Over the last few months, Seth and I have taken some steps forward on our fertility journey. In March, after 13 months of trying to conceive, with one early miscarriage in the mix, we saw my doctor to discuss next options. Based on my history with irregular periods, she recommended that I try taking Clomid, to give my body a little boost. If you have not heard of Clomid, it is a fertility medication that women take to help induce ovulation. It basically tricks your body into ovulating, when it doesn’t always do it on its own.
During the first month on 50mg of Clomid, I did not ovulate, based on tracking my temperature and Ovulation Prediction Kits (OPKs). I had an ultrasound on cycle day 12, and we saw three decent sized follicles (10mm and 11mm), but they didn’t quite make it. A follicle is usually around 20mm when it bursts and releases the egg for ovulation.
On my second cycle of Clomid, we upped the dosage to 100mg. I went in for another ultrasound to see if I had decent-sized follicles, and I had one that was 18mm. Woohoo! And guess what?! I ovulated! I tested positive on my OPK and tracked a temperature increase after ovulation. But unfortunately, the cycle ended with a big fat period.
The third and fourth cycles of Clomid were the same thing. I tracked ovulation, both with OPKs and temperature increases, but still no positive pregnancy test.
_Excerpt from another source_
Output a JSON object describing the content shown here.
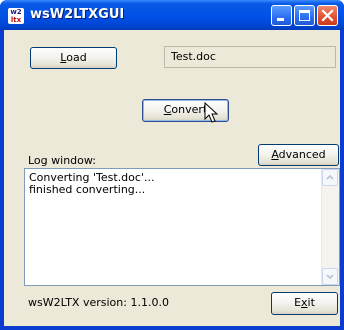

During this time, Seth was a trooper and had his swimmers checked. We were relieved to find out everything looked great on his end!
This last period, I was miserable. I came home from work every day and just sobbed into my pillow. I was beginning to doubt that I would ever be a mother. I wondered why I couldn’t get pregnant and why it has been so hard for us. I felt so hopeless and lost.
Fortunately, Seth came to my rescue and made me feel a lot better. He told me we would get through this together. I also met with my cousin, who faced fertility issues, and she made me feel like I was not alone. And most importantly, I prayed a lot and reminded myself that God has a plan for us.
We made an appointment with my doctor, who recommended we change up the medication I was taking. I made a switch to a drug called Femara, which also helps induce ovulation. It works a little differently than Clomid, but for some women, it is more successful.
I also went in to the hospital today to get my Fallopian tubes checked. I was a little nervous for the procedure. Not only did I hear it hurts pretty bad, but I was also anxious for what we would find. If my tubes were blocked or damaged, basically the only thing that could get me pregnant would be In Vitro Fertilization (IVF), which is super expensive and not always a guaranteed thing.
The HSG procedure was quite uncomfortable, but extremely quick. I was so relieved when I heard the doctor say, “Everything looks good!”
I pretty much started to cry, as a sense of relief rushed over me. I immediately thanked God for the positive result.
So, my tubes are clear! My uterus is regular-shaped. Things are looking good!
At my appointment last week, I asked my doctor if there was anything we could do to help the situation. She said she hated to sound cliche, but told me to RELAX.
So, if you are looking for me over the next few months, I will be soaking in the bathtub with a glass of wine and getting my Zen on at yoga. Namaste!